Once you have your list assembled, eMail them your tailor-made newsletters and periodic, one- or two-sentence eMails about important news and information, from how many kids made the honor roll to why a new reading curriculum is going to impact student achievement in a significant way. Called “customer relationship management” in the business world, this approach gives you the ability to tell your story when the media, and other gatekeepers, won’t.

8. Interactive highway.

It’s not enough anymore to be on the information highway. To meet customer expectations, you need to make your site interactive wherever possible. With the typical web site now containing thousands of pages, a customized search function is a must.

Parents and students expect to be able to download homework, grades, school supply lists, forms, lunch menus, and other items. Teachers and support staff want to register online for professional development seminars and expect your seminar handouts to be posted online the same day you present. Taxpayer and citizen groups want online access to school board members, policies, and meeting minutes.

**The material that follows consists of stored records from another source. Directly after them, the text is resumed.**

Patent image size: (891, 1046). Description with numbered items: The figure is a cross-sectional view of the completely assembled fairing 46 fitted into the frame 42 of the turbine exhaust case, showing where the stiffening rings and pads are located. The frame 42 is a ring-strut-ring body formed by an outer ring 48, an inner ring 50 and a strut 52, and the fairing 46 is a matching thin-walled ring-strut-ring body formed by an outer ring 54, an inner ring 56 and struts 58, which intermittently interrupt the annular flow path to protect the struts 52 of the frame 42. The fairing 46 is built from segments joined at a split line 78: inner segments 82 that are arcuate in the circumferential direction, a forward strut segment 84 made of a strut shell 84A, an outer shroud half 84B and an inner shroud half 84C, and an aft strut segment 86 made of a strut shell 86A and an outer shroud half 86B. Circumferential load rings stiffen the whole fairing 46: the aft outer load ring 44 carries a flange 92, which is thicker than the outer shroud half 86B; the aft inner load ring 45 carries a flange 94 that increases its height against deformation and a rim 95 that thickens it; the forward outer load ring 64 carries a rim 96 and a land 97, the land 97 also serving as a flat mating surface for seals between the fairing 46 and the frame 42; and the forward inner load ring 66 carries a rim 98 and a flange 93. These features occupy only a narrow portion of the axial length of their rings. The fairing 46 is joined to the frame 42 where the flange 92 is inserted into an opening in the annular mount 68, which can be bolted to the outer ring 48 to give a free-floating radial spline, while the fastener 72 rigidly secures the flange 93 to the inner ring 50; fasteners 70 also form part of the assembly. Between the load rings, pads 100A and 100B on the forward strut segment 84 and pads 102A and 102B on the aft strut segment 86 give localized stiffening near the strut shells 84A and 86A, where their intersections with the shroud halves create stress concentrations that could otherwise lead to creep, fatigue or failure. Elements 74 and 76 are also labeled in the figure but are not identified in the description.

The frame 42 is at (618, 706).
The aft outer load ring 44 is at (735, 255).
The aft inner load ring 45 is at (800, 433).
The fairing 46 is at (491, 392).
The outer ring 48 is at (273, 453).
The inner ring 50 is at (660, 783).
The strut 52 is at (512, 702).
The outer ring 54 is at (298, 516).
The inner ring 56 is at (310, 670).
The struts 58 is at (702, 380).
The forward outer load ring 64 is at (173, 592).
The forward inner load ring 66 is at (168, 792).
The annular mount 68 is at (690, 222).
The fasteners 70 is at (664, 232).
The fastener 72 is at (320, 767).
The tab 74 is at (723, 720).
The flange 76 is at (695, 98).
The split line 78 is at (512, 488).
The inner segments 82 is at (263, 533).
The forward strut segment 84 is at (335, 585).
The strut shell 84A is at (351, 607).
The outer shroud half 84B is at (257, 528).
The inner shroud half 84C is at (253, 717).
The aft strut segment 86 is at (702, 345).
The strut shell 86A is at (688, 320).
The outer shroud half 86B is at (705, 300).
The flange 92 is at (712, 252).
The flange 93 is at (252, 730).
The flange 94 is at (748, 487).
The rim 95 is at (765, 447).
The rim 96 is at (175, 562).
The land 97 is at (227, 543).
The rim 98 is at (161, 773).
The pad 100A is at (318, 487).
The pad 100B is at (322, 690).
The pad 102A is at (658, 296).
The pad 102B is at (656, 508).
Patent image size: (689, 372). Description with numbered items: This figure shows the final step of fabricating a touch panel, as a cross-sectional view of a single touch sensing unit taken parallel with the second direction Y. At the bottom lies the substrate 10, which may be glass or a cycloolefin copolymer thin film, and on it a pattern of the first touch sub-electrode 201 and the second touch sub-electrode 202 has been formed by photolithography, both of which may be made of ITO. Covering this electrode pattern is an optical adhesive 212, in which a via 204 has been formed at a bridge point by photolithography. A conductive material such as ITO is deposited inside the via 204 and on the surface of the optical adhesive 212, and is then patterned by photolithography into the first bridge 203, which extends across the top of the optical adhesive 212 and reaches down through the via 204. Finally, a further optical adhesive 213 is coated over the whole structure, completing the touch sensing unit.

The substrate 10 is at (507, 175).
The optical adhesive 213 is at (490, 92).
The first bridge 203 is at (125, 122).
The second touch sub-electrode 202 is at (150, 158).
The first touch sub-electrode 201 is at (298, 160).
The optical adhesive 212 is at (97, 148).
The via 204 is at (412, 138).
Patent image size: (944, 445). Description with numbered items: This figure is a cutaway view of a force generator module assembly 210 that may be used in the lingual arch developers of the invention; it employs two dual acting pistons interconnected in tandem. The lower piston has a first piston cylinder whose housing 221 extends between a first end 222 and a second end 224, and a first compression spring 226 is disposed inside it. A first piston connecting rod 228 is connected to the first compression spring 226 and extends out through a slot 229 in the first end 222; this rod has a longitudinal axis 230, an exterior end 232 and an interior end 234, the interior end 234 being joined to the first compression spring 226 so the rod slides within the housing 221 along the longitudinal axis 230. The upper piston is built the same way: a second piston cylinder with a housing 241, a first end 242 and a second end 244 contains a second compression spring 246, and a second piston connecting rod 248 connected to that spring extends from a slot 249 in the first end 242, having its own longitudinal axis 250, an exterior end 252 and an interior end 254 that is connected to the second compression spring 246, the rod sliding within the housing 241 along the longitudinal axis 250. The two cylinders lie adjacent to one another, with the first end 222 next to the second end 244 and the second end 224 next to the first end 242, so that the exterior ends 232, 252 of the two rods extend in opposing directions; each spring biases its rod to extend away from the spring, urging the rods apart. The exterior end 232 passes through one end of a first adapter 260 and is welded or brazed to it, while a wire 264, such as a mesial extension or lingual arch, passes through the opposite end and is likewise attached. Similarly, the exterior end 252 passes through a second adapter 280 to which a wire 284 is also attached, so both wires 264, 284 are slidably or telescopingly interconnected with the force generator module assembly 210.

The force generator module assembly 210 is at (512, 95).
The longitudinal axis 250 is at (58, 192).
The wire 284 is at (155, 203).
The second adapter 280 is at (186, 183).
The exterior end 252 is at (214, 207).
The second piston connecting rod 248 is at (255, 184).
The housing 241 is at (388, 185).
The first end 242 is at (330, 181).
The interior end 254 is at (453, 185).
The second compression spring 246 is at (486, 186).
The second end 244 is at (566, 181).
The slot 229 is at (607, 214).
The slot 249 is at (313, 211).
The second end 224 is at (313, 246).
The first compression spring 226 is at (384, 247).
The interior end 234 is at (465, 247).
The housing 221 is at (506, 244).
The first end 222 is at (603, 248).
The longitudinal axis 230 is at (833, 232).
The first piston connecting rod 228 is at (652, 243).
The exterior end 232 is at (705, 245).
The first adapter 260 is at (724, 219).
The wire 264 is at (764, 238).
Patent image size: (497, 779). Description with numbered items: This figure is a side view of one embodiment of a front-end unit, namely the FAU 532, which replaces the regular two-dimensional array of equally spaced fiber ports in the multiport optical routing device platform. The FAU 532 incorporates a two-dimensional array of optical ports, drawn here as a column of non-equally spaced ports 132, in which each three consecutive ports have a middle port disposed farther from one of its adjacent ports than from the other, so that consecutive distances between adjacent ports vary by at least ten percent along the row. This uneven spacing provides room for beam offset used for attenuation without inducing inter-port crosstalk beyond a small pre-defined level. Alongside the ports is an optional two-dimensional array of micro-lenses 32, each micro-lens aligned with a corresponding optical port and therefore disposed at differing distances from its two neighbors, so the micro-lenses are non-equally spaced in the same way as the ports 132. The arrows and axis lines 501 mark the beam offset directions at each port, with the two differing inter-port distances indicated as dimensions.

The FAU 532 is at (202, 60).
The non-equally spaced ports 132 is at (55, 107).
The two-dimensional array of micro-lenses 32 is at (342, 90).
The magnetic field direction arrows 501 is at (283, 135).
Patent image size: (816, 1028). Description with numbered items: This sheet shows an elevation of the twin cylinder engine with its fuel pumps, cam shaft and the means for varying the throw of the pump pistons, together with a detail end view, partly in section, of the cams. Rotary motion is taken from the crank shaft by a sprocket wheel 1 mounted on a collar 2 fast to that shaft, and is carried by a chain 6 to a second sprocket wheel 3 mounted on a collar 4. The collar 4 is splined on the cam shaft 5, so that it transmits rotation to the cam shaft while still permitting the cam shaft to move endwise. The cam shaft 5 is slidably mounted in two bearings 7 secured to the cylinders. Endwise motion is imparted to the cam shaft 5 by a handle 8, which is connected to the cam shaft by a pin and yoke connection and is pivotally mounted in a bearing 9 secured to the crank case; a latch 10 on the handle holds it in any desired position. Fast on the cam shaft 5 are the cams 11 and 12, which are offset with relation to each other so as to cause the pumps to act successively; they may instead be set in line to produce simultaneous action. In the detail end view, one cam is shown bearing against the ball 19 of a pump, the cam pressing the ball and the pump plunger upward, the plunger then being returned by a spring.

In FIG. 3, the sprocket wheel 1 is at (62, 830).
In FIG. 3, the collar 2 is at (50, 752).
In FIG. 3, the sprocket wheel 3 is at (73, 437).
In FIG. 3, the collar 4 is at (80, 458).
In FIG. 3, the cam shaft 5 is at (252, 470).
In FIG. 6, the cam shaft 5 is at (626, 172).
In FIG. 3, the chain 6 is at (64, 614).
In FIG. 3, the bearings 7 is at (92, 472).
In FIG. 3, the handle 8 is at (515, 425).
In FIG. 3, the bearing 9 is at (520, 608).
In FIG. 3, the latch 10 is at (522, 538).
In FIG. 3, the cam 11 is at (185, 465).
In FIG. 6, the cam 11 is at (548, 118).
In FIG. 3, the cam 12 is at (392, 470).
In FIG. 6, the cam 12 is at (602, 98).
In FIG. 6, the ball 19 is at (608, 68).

Staff directories, calendars, course schedules, and other daily tools are now available online in many districts, secured by passwords and sophisticated firewalls. Staff members also want to access their eMail and school or district intranet from home. The technology and security are available, and the bottom-line result of having a better informed staff is more than worth the cost.

9. News is timely.

Once again, some of the old media rules still apply in our new-media world. News, by nature, is fresh for only a brief time—that’s why they call it “news.” Strive to get there first, to the people who matter most, with your organization’s news—whether it’s good or bad. You’ll know you’ve arrived when most of your parents turn to your web site, and not the radio or TV, to find out if schools are closing early because of wintry weather conditions.

10. Ban “Under Construction.”

It’s been well documented in web research, and it’s just plain common sense. If it ain’t ready, don’t post it. “Under construction” equals a lost visit and might mean you lose a customer for good. Is anyone still doing this? Well, stop it, now!